How much “understatement” was involved here? Oh, we have a decent guess….
BIS data from March 31 indicates that French banks were holding about €20 billion of Greek sovereign debt and €35 billion of Spanish sovereign debt. In the stress tests, four French banks, which represent nearly 80% of the assets in France’s banking system, reported holding a total of €11.6 billion of Greek government debt and €6.6 billion of Spanish debt.
So the European banks may have reported about one half to one fifth of the actual amounts held?
This morning we’ve seen some selling over in Europe which Bloomberg attributes to:
“Banks still face problems in regards to their capital ratios,” said Michael Koehler, head of strategy at Landesbank Baden-Wuerttemberg in Mainz, Germany. “Investors will keep worrying about a possible double dip in the next few weeks,” he said, referring to a renewed recession.
Uh huh.
How about this?
Investors are starting to wake up to the fact that the government lied about sovereign debt exposure, and now with Greece’s spreads widening and concern about Ireland, they have every reason to be wide awake – all night.
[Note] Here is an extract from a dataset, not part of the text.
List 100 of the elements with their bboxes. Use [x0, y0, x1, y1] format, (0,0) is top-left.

Psst: Listen to what is being said (quietly) in certain circles….. smell smoke yet?
Meanwhile…..
Hungary, Romania, Serbia Struggling to Find Buyers for Debt
Serbia failed to attract enough bids to cover offers in six out of 25 debt auctions since the start of June, while Romania failed to sell any debt in four auctions since the launch of an austerity program in July and had only partial sales in 10 other auctions. Hungary’s auction last week also came up short.
Hungary, Romania and Serbia, which turned to bailouts in 2009, are struggling to find buyers for their debt as spending cuts weaken government power and concerns grow about a stalled recovery.